Problem location: source query of triplesMap
[id: mapping--981465955
target atoms: triple(s,p,o) with s/RDF(TmpToSTRING("s"),IRI), p/<http://purl.org/dc/elements/1.1/contributor>, o/RDF(TmpToSTRING("o"),rdfs:Literal)
source query: SELECT * FROM "rdd1020132241_httpp3ap2fp2fpurlcorgp2fdcp2felementsp2f1c1p2fcontributor_xmlschemap23string_lang"]
  at it.unibz.inf.ontop.spec.mapping.pp.impl.SQLPPMappingConverterImpl.getRAExpression(SQLPPMappingConverterImpl.java:144)
  at it.unibz.inf.ontop.spec.mapping.pp.impl.SQLPPMappingConverterImpl.convert(SQLPPMappingConverterImpl.java:60)
  at it.unibz.inf.ontop.spec.mapping.impl.SQLMappingExtractor.convert(SQLMappingExtractor.java:235)
  at it.unibz.inf.ontop.spec.mapping.impl.SQLMappingExtractor.convert(SQLMappingExtractor.java:206)
...

And my quick fix for this was to simply reassign each blank node as an unique IRI, after which I am able to perform queries. For example,

<http://www.w3.org/2002/07/owl/axioms#0> a       <http://www.w3.org/2002/07/owl#Axiom> ;
  <http://www.w3.org/2000/01/rdf-schema#comment>
          "Entity Regulation Rule 3. The relation 'STATs bind gp130 phosphotyrosines' 'null' 'Tyrosine phosphorylation of STAT1, STAT3 by IL6 receptor' was inferred because:\n reaction1 has an output that is the enabler of reaction 2." ;
  <http://geneontology.org/lego/evidence>
          <http://model.geneontology.org/ev_w_id_R-HSA-1112565_RO_0002629_R-HSA-1112602_Reactome_R-HSA-1059683> ;
  <http://purl.org/dc/elements/1.1/contributor>
          "https://reactome.org/content/detail/R-HSA-1059683" ;
  <http://purl.org/dc/elements/1.1/date>
          "2021-06-28" ;
  <http://purl.org/pav/providedBy>
          "https://reactome.org" ;
  <http://www.w3.org/2002/07/owl#annotatedProperty>
          <http://purl.obolibrary.org/obo/RO_0002629> ;
  <http://www.w3.org/2002/07/owl#annotatedSource>
          <http://model.geneontology.org/R-HSA-1112565> ;
  <http://www.w3.org/2002/07/owl#annotatedTarget>
          <http://model.geneontology.org/R-HSA-1112602> .
balhoff commented 3 years ago

@mileswhen the blank nodes are specified in the OWL mapping to RDF. Would it be possible for you to add a SPARQL CONSTRUCT step to transform these before using the files? I'm not very familiar with R2RML, but I'm surprised there wouldn't be a way to handle blank nodes like this.

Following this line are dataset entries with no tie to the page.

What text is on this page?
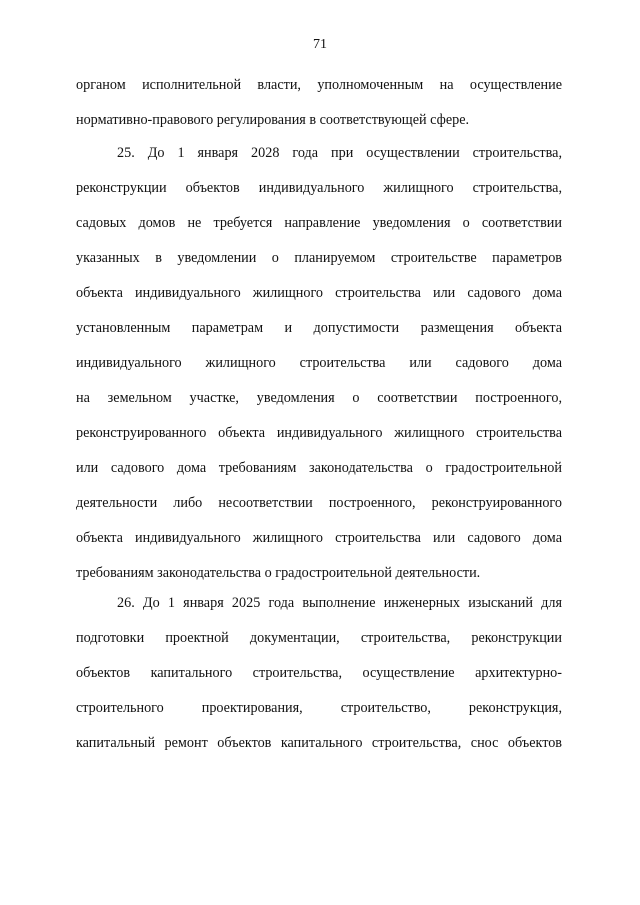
71
органом исполнительной власти, уполномоченным на осуществление
нормативно-правового регулирования в соответствующей сфере.
25. До 1 января 2028 года при осуществлении строительства,
реконструкции объектов индивидуального жилищного строительства,
садовых домов не требуется направление уведомления о соответствии
указанных в уведомлении о планируемом строительстве параметров
объекта индивидуального жилищного строительства или садового дома
установленным параметрам и допустимости размещения объекта
индивидуального жилищного строительства или садового дома
на земельном участке, уведомления о соответствии построенного,
реконструированного объекта индивидуального жилищного строительства
или садового дома требованиям законодательства о градостроительной
деятельности либо несоответствии построенного, реконструированного
объекта индивидуального жилищного строительства или садового дома
требованиям законодательства о градостроительной деятельности.
26. До 1 января 2025 года выполнение инженерных изысканий для
подготовки проектной документации, строительства, реконструкции
объектов капитального строительства, осуществление архитектурно-
строительного проектирования, строительство, реконструкция,
капитальный ремонт объектов капитального строительства, снос объектов
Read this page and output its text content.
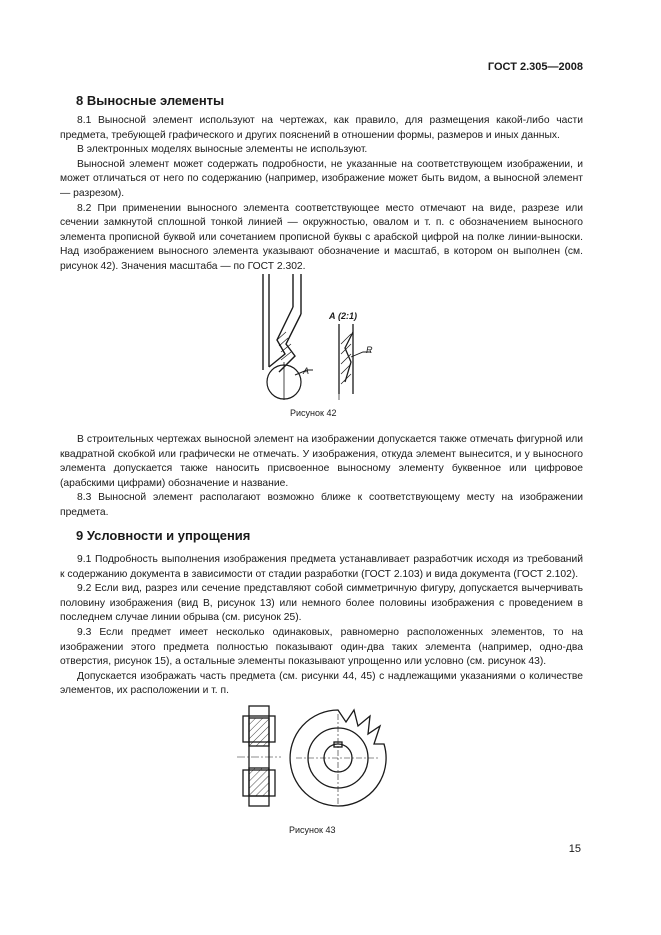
ГОСТ 2.305—2008
8 Выносные элементы

8.1 Выносной элемент используют на чертежах, как правило, для размещения какой-либо части предмета, требующей графического и других пояснений в отношении формы, размеров и иных данных.

В электронных моделях выносные элементы не используют.

Выносной элемент может содержать подробности, не указанные на соответствующем изображении, и может отличаться от него по содержанию (например, изображение может быть видом, а выносной элемент — разрезом).

8.2 При применении выносного элемента соответствующее место отмечают на виде, разрезе или сечении замкнутой сплошной тонкой линией — окружностью, овалом и т. п. с обозначением выносного элемента прописной буквой или сочетанием прописной буквы с арабской цифрой на полке линии-выноски. Над изображением выносного элемента указывают обозначение и масштаб, в котором он выполнен (см. рисунок 42). Значения масштаба — по ГОСТ 2.302.

А
А (2:1)
R
Рисунок 42

В строительных чертежах выносной элемент на изображении допускается также отмечать фигурной или квадратной скобкой или графически не отмечать. У изображения, откуда элемент вынесится, и у выносного элемента допускается также наносить присвоенное выносному элементу буквенное или цифровое (арабскими цифрами) обозначение и название.

8.3 Выносной элемент располагают возможно ближе к соответствующему месту на изображении предмета.

9 Условности и упрощения

9.1 Подробность выполнения изображения предмета устанавливает разработчик исходя из требований к содержанию документа в зависимости от стадии разработки (ГОСТ 2.103) и вида документа (ГОСТ 2.102).

9.2 Если вид, разрез или сечение представляют собой симметричную фигуру, допускается вычерчивать половину изображения (вид В, рисунок 13) или немного более половины изображения с проведением в последнем случае линии обрыва (см. рисунок 25).

9.3 Если предмет имеет несколько одинаковых, равномерно расположенных элементов, то на изображении этого предмета полностью показывают один-два таких элемента (например, одно-два отверстия, рисунок 15), а остальные элементы показывают упрощенно или условно (см. рисунок 43).

Допускается изображать часть предмета (см. рисунки 44, 45) с надлежащими указаниями о количестве элементов, их расположении и т. п.

Рисунок 43
15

We could also explore making available some non-OWL RDF transformations if we can find something that would be generally useful.

mileswhen commented 3 years ago

@balhoff thanks for the reply and suggestion! I implemented the quick fix in Python to transform the files directly, but it should also be possible to perform a CONSTRUCT query in Jena ARQ to get the same result.

I'm not sure how important it would be to have this issue fixed. Though for any framework that uses R2RML (relational data to RDF), I think that anonymous blank nodes might be an issue, as described here.